They do, but I also know my old boss has used Grado SR80e's as his in-office cans for a desk in an open floorplan office for years. It's not going to be more audible to your coworkers than light whispering.
There's definitely a difference, because hearing aids aren't designed for music fidelity, they amplify speech ranges primarily. But, as far as safety? What possible mechanism do you think there is whereby hearing aids (which are speakers inserted into the ear) would be less dangerous than... any other kind of ear-level speaker? If you look at a wiring diagram for a Tinnitus Retraining Therapy ear-level noise generator, or a hearing aid, it is... a speaker attached to speaker wires.
Let's turn this around. If hearing aids and ear level noise generators were somehow magically safer than equivalent noises out of other kinds of headphones, why isn't anyone selling headphones based on that technology?
Some people have unscientific and unreasonable views about headphones. I'll be the first to admit that putting speakers of any kind right next to your ear probably isn't a great idea if you're not being very diligent about it. The thing that grinds my gears is that people want to draw some kind of distinction between TRT devices, hearing aids, and other speakers, and... it just doesn't exist? Like, there's no data, we've had this argument in one direction for years, and ... no data has ever emerged. On the one hand we have thousands of peer reviewed papers indicating that sound waves are sound waves and function in specific ways; on the other we have... people who are... really scared of headphones for some reason, and seem to have an agenda about it?
Some people in this forum think their tinnitus is affected by the phases of the moon, the color yellow, toothpaste, having used hairdye once years ago, and someone two streets over getting a dog. (I am not making any of these up, they are real things I read here).
It's not a very compelling source of exciting information, especially when that information flies in the face of rock solid scientific data about how sound works and is processed by the human hearing apparatus.
You have yet to materialize any peer reviewed data showing specific risks related to headphones; if this is a concern, why is there no clinical data, given the millions of clinical tinnitus cases which now exist in large data sets?

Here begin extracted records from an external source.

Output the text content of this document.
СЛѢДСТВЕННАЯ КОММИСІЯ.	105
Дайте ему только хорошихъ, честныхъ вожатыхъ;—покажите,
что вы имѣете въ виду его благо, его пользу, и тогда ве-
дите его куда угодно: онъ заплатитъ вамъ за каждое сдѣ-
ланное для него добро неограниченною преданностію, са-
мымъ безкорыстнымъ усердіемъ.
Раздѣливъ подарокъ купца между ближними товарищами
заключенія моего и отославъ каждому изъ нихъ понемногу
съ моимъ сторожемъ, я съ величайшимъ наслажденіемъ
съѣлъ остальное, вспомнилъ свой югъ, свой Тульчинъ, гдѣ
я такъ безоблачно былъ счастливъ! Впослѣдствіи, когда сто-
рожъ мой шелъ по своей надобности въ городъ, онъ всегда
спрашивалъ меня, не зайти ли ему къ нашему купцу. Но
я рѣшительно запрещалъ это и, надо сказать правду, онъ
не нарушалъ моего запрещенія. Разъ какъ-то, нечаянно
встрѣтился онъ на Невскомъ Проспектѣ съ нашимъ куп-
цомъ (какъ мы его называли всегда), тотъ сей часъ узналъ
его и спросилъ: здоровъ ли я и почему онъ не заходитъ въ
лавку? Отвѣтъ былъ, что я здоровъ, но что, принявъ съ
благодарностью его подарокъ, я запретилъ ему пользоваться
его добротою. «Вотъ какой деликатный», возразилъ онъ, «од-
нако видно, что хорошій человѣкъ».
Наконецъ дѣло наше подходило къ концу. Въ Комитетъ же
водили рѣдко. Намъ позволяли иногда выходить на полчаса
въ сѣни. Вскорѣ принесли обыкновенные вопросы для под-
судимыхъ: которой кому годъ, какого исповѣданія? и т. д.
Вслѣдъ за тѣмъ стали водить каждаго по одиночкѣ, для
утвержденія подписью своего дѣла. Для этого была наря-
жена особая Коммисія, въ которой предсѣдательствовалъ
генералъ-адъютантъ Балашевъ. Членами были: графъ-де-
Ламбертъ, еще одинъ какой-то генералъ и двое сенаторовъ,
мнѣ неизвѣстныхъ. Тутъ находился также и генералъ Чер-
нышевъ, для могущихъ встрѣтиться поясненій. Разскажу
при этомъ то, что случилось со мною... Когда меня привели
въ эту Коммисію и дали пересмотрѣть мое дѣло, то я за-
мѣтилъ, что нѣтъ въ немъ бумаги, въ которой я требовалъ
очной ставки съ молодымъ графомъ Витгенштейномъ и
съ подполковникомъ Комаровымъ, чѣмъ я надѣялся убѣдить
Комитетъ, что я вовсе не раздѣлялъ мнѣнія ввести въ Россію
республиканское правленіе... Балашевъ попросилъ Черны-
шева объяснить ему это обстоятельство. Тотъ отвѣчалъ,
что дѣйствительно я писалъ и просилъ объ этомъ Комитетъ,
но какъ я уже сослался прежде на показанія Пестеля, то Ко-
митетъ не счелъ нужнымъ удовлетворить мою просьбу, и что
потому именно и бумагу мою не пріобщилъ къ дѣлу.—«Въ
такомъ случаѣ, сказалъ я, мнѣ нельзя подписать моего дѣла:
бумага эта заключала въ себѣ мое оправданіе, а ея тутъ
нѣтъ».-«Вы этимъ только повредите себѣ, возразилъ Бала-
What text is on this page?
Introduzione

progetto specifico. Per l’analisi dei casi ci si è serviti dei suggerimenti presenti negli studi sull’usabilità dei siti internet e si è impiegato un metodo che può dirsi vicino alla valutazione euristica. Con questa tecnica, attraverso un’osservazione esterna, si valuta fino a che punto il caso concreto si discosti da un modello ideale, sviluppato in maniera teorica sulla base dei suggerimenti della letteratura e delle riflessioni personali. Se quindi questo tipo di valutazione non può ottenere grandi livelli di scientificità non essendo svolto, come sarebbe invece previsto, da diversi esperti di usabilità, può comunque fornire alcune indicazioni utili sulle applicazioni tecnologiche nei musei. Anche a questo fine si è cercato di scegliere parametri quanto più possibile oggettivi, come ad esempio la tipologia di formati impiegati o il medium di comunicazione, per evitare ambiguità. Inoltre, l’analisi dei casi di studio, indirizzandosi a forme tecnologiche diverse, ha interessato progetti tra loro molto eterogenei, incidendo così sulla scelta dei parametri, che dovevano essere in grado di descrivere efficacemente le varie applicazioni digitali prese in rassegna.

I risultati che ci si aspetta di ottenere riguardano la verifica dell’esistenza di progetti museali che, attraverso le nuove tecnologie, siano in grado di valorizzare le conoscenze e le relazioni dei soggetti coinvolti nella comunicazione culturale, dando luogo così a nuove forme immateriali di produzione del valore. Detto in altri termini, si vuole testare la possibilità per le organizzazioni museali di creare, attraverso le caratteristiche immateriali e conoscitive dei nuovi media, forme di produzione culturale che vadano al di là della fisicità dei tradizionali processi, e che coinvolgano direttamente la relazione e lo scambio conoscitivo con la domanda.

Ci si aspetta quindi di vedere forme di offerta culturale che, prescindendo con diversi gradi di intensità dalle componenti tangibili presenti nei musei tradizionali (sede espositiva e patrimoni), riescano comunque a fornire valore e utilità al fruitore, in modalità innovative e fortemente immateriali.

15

It seems very strange to me that something so significant and scary would be completely absent from the relevant research.
And to be very clear -- I do think lots of people get tinnitus from headphone use. I just don't think headphone use poses any specific audiological risks that other equivalent noise doesn't, because believing that is basically like believing in faeries. (I will also start believing in faeries if suddenly they are popping up all over and being documented in Nature).